19 CFR § 101.1 - Definitions.
As used in this chapter, the following terms shall have the meanings indicated unless either the context in which they are used requires a different meaning or a different definition is prescribed for a particular part or portion thereof:
Business day. A “business day” means a weekday (Monday through Friday), excluding national holidays as specified in § 101.6(a).
CBP. The term “CBP” means U.S. Customs and Border Protection.
Center director. The term “Center director” means the person who manages their designated Center and is responsible for certain trade decisions and functions concerning that Center and the importers that are processed by that Center.
Centers of Excellence and Expertise or Centers. The terms “Centers of Excellence and Expertise” or “Centers” refer to national CBP offices that are responsible for performing certain trade functions and making certain determinations as set forth in particular regulatory provisions regarding importations by importers that are considered by CBP to be in the industry sector, regardless of the ports of entry at which the importations occur. Industry sectors are categorized by the Harmonized Tariff Schedule of the United States (HTSUS) numbers representing an industry sector. The list of HTSUS numbers will be published in a Federal Register document and any change made to that list will be announced in a subsequent Federal Register document.
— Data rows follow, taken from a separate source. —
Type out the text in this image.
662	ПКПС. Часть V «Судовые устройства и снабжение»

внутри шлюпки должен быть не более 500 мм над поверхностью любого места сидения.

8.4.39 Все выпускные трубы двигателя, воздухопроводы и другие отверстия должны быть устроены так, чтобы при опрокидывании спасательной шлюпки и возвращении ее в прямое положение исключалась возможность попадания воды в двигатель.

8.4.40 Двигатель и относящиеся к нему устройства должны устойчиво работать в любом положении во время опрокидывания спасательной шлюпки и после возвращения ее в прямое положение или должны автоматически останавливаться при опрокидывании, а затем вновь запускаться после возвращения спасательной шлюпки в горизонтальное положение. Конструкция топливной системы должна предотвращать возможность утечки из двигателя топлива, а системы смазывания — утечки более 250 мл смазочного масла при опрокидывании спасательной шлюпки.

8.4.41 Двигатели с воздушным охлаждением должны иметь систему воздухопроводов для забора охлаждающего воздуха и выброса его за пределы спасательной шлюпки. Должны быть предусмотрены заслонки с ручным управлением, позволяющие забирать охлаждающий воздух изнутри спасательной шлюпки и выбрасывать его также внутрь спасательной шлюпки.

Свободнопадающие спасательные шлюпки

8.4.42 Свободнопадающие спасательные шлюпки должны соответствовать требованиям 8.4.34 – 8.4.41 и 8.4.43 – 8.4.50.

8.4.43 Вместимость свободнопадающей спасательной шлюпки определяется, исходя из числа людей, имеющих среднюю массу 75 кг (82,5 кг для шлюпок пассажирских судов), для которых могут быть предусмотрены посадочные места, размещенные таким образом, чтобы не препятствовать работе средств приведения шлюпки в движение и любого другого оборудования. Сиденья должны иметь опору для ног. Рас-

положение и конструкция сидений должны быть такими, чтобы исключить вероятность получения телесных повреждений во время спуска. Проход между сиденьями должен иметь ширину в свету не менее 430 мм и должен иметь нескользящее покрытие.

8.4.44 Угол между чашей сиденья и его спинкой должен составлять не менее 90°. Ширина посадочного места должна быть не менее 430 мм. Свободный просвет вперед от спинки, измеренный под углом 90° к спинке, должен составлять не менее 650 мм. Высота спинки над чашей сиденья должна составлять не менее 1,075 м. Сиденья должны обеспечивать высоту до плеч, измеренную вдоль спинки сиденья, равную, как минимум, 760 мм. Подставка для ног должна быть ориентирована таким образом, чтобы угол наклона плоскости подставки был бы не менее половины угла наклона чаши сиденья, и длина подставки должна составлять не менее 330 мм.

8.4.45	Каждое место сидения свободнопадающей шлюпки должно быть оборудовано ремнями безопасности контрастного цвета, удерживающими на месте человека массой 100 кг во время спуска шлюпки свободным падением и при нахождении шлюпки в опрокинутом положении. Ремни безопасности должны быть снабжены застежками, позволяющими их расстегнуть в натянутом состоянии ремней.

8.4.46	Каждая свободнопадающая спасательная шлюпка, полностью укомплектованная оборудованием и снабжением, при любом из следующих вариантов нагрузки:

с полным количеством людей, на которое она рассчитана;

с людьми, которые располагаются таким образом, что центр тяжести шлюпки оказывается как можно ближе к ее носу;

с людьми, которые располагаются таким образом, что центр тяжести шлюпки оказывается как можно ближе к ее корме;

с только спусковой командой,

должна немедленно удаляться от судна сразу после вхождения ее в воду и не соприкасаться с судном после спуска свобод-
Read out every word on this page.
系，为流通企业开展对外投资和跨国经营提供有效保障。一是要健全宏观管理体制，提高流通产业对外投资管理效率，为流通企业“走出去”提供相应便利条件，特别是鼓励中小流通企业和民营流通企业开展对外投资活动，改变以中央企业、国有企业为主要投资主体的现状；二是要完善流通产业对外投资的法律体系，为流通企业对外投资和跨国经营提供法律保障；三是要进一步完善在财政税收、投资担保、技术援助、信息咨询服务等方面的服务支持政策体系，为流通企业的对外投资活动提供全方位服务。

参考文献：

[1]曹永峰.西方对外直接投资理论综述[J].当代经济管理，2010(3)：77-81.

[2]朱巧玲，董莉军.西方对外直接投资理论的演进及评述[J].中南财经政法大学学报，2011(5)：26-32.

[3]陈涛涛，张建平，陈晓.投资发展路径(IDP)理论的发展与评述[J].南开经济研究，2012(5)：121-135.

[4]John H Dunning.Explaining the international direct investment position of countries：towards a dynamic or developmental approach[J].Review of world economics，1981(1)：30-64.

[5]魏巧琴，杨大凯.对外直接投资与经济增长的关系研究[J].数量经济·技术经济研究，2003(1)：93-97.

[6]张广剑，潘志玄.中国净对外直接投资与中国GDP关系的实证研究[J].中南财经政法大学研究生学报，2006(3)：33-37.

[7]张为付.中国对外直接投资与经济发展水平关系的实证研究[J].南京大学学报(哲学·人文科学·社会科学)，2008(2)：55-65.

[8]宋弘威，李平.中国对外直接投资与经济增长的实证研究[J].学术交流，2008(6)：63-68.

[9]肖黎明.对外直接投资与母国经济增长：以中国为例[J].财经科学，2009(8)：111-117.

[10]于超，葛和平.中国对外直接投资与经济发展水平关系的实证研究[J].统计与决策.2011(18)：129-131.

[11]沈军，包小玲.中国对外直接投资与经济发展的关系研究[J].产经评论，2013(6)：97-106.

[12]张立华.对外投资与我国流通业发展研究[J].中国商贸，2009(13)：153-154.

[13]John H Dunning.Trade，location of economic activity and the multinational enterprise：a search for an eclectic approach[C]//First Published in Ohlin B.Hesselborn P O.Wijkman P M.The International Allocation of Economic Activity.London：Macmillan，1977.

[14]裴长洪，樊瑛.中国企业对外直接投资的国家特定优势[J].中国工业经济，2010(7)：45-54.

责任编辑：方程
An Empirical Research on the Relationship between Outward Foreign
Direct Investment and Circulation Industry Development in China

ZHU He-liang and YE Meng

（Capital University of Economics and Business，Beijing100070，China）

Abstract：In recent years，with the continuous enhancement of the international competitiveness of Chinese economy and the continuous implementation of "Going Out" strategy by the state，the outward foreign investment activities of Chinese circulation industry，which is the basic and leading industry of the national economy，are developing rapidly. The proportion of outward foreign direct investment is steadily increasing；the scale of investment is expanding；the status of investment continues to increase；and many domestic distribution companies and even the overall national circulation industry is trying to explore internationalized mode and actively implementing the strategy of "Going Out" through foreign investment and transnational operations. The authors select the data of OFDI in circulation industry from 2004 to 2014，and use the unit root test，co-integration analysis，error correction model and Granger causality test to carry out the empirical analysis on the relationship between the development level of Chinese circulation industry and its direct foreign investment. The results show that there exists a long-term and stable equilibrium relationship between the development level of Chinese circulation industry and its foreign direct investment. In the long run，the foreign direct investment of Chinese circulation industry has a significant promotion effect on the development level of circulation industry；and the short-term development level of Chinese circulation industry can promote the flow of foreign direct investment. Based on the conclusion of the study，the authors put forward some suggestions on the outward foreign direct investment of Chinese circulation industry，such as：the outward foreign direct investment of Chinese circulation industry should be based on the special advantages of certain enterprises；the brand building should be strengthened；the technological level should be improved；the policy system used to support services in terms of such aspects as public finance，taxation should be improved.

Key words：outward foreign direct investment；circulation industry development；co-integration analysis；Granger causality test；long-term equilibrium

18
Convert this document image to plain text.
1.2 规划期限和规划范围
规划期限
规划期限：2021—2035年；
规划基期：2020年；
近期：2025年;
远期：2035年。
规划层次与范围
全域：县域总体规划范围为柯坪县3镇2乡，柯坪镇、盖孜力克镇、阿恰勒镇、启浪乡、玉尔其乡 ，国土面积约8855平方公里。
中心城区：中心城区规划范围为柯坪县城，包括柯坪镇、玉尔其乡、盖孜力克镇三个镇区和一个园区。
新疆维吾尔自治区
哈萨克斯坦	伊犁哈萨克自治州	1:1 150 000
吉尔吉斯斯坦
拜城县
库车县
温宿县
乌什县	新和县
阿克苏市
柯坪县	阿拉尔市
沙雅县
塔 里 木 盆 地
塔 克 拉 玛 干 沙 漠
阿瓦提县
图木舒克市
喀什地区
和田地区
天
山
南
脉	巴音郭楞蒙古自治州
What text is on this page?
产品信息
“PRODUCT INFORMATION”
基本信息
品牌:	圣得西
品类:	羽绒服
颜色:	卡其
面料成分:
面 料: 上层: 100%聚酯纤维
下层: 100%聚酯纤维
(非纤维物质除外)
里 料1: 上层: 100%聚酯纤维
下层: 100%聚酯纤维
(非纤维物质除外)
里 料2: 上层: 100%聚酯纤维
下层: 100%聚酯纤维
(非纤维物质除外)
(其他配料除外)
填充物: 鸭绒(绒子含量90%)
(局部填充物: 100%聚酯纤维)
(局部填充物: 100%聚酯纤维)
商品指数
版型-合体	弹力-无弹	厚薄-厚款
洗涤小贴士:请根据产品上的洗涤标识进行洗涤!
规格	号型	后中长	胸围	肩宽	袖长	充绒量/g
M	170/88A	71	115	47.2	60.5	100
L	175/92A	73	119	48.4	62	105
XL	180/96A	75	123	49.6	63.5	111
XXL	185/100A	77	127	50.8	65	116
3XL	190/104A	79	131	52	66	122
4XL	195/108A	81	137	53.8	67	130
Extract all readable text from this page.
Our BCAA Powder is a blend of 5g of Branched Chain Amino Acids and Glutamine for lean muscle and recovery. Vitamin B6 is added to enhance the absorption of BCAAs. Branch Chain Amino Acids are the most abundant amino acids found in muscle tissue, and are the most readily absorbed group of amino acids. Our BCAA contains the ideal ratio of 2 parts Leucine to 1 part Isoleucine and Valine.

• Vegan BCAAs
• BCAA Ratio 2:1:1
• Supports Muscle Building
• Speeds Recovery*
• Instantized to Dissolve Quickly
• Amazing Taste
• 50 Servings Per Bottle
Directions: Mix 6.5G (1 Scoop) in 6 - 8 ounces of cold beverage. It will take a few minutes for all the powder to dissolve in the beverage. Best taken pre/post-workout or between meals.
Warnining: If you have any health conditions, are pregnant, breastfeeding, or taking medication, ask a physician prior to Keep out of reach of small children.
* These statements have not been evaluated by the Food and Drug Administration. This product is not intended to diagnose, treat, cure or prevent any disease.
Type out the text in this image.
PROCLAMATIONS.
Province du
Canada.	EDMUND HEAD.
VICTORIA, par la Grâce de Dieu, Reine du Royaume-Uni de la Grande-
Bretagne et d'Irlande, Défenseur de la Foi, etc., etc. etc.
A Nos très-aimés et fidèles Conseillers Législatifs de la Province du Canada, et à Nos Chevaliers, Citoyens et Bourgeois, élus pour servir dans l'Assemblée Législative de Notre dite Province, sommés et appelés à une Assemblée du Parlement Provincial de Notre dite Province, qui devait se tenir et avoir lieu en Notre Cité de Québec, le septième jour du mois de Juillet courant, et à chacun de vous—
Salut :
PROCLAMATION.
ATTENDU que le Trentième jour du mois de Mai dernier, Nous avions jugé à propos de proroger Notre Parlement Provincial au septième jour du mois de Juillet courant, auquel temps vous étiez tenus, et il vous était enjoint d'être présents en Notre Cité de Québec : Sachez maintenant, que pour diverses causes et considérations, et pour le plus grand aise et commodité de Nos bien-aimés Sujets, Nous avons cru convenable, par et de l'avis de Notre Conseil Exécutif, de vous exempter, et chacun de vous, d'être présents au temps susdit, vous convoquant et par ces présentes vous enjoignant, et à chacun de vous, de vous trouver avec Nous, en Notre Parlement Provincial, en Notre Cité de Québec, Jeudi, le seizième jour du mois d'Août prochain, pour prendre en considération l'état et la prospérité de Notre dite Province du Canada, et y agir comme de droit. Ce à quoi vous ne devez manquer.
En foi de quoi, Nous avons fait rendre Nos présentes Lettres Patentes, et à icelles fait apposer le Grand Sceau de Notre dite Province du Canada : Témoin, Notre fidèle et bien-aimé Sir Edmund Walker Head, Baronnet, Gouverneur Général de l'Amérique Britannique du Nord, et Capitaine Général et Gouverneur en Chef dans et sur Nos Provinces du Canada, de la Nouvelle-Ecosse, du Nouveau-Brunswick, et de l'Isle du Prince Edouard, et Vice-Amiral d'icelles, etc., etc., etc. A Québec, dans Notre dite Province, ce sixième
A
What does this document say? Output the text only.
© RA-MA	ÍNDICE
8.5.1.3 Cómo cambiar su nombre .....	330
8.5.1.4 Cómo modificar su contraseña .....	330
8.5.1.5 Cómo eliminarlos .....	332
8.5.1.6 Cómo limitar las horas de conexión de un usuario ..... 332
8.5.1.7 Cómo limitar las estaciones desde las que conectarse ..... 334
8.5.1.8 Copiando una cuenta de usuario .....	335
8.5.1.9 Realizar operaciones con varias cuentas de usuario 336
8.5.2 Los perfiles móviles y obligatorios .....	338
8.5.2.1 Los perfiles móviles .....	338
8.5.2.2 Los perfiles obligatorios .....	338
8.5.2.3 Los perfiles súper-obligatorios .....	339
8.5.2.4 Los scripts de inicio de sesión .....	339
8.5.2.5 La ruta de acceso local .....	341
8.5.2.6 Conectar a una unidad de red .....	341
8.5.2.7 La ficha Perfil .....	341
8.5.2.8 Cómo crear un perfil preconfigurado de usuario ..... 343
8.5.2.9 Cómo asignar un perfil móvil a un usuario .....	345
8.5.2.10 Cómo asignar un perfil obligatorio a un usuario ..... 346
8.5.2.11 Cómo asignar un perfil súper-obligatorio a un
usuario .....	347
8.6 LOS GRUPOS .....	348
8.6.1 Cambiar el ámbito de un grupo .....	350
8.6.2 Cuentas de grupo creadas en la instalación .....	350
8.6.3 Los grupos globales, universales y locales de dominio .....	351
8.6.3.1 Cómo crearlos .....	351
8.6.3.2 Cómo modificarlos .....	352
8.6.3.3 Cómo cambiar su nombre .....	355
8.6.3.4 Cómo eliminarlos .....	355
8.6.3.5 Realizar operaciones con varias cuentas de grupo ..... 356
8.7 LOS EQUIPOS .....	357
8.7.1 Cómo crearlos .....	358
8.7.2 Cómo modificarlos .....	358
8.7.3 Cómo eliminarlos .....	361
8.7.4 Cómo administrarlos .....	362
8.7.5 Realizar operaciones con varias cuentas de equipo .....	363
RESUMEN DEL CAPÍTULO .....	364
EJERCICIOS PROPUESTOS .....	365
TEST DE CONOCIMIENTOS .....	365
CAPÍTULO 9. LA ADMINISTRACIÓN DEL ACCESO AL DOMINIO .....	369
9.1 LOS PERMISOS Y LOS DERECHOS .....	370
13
Customs regulations or CBP regulations. The terms “Customs regulations” or “CBP regulations” mean chapter 1 of title 19 of the Code of Federal Regulations (19 CFR chapter 1).
Customs station. A “Customs station” is any place, other than a port of entry, at which Customs officers or employees are stationed, under the authority contained in article IX of the President's Message of March 3, 1913 (T.D. 33249), to enter and clear vessels, accept entries of merchandise, collect duties, and enforce the various provisions of the Customs and navigation laws of the United States.
Customs territory of the United States. “Customs territory of the United States” includes only the States, the District of Columbia, and Puerto Rico.
Date of entry. The “date of entry” or “time of entry” of imported merchandise shall be the effective time of entry of such merchandise, as defined in § 141.68 of this chapter.
Date of exportation. “Date of exportation” or “time of exportation” shall be as defined in § 152.1(c) of this chapter.
Date of importation. “Date of importation” means, in the case of merchandise imported otherwise than by vessel, the date on which the merchandise arrives within the Customs territory of the United States. In the case of merchandise im ported by vessel, “date of importation” means the date on which the vessel arrives within the limits of a port in the United States with intent then and there to unlade such merchandise.
Entry or withdrawal for consumption. “Entry or withdrawal for consumption” means entry for consumption or withdrawal from warehouse for consumption.
Exportation. “Exportation” means a severance of goods from the mass of things belonging to this country with the intention of uniting them to the mass of things belonging to some foreign country. The shipment of merchandise abroad with the intention of returning it to the United States with a design to circumvent provisions of restriction or limitation in the tariff laws or to secure a benefit accruing to imported merchandise is not an exportation. Merchandise of foreign origin returned from abroad under these circumstances is dutiable according to its nature, weight, and value at the time of its original arrival in this country.
(1) The consignee, or
(2) The importer of record, or
(3) The actual owner of the merchandise, if an actual owner's declaration and superseding bond has been filed in accordance with § 141.20 of this chapter, or
(4) The transferee of the merchandise, if the right to withdraw merchandise in a bonded warehouse has been transferred in accordance with subpart C of part 144 of this chapter.
Port and port of entry. The terms “port” and “port of entry” refer to any place designated by Executive Order of the President, by order of the Secretary of the Treasury, or by Act of Congress, at which a U.S. Customs and Border Protection (“CBP”) officer is authorized to accept entries of merchandise to collect duties, and to enforce the various provisions of the customs and navigation laws. The terms “port” and “port of entry” incorporate the geographical area under the jurisdiction of a port director. (The customs ports in the Virgin Islands, although under the jurisdiction of the Secretary of the Treasury, have their own customs laws (48 U.S.C. 1406(i)). These ports, therefore, are outside the customs territory of the United States and the ports thereof are not “ ports of entry” within the meaning of these regulations).
Port director. The term “port director” means the person who has jurisdiction within the geographical boundaries of their port of entry unless the regulations provide that particular trade functions or determinations are exclusively within the purview of a Center Director or other CBP personnel.
Principal field officer. A “principal field officer” is an officer in the field service whose immediate supervisor is located at Customs Service Headquarters.
Service port. The term “service port” refers to a Customs location having a full range of cargo processing functions, including inspections, entry, collections, and verification.
Shipment. “Shipment” means the merchandise described on the bill of lading or other document used to file or support entry, or in the oral declaration when applicable.